Situada por volta de 200 anos antes de Game of Thrones, A Casa do Dragão acompanha o dilema da sucessão real após o rei Viserys Targaryen (Paddy Considine) nomear sua filha Rhaenyra (Milly Alcock) como a próxima rainha de Westeros quando morrer. Entretanto, a esfera política muda para pior quando Viserys decide se casar com a melhor amiga de Rhaenyra, Alicent (Emily Carey), e, com ela, acaba tendo seu primeiro filho homem, Aegon. Esse evento acaba colocando a linha de sucessão em cheque, deixando o reinado de Viserys instável até o fim. 

São inúmeras as forças da primeira temporada de A Casa do Dragão que, apesar de contar com maior valor de produção e muito mais ação, por muito pouco não supera a primeira temporada de Game of Thrones cuja maior potência, além do elenco inesquecível, era o texto afiadíssimo. Entretanto, é uma comparação um tanto quanto injusta, afinal Fogo e Sangue, livro que inspira a série, não conta com uma prosa similar a de As Crônicas de Gelo e Fogo

No caso, a série traz uma nova interpretação dos fatos que levam aos eventos da Dança dos Dragões, a guerra civil Targaryen, se valendo por vezes de algumas alterações no que é dito nos livros – que é explorado por dois narradores nada confiáveis. Porém, mesmo com alterações que, em maioria, são bem-vindas – com exceção de um absurdo narrativo envolvendo Criston Cole nos momentos finais do quinto episódio, a maior força do texto da série está justamente no filler.

Por exemplo, o terceiro episódio é praticamente inteiro uma encheção de linguiça, mas é brilhantemente escrito, conseguindo delinear complexidade a Viserys que começa a notar a besteira que fez ao se casar novamente, prejudicando quem ele mais amava, Rhaenyra, a lembrança viva de sua esposa morta por outro equívoco seu. É justamente quando a série desacelera e explora um pouco mais a interação entre seus personagens que o nível sobe e muito. 

Em geral, o ritmo da temporada é bastante acelerado. Em parte, enquanto isso é benéfico, pois em uma só temporada todo o jogo já é montado para a Dança acontecer, também prejudica, principalmente na segunda parte da série que sofre com mais trocas de elenco em questão de pouquíssimos episódios. Com esse vai e vem de rostos novos, é fácil se perder nos personagens (que são muitos) como também prejudica o espectador a criar um forte vínculo com cada um. 

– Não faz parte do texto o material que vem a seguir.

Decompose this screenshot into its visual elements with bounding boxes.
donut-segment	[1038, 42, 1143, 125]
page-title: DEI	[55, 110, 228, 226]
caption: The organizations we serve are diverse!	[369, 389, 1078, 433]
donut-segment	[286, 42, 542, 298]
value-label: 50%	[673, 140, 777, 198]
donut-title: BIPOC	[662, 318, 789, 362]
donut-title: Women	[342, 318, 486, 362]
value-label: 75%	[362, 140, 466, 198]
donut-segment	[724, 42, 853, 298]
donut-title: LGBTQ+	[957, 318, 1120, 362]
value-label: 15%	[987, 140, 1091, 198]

Esses tropeços, apesar de poucos, são significativos e a qualidade do texto e da direção costuma variar a cada episódio. Até mesmo o excelente Miguel Sapochnik consegue derrapar feio no sétimo episódio ao novamente insistir em uma fotografia estupidamente escura – assim como no infame episódio da Longa Noite de Game of Thrones. 

Porém, para cada erro, há ao menos dois acertos. Entre eles, como sempre, está a escolha prudente do elenco que nunca decepciona. Temos performances notáveis ao longo de toda a temporada, mas de fato é Paddy Considine quem rouba todas as suas cenas até conseguir entregar com louvor um trabalho digno de Emmy no oitavo episódio.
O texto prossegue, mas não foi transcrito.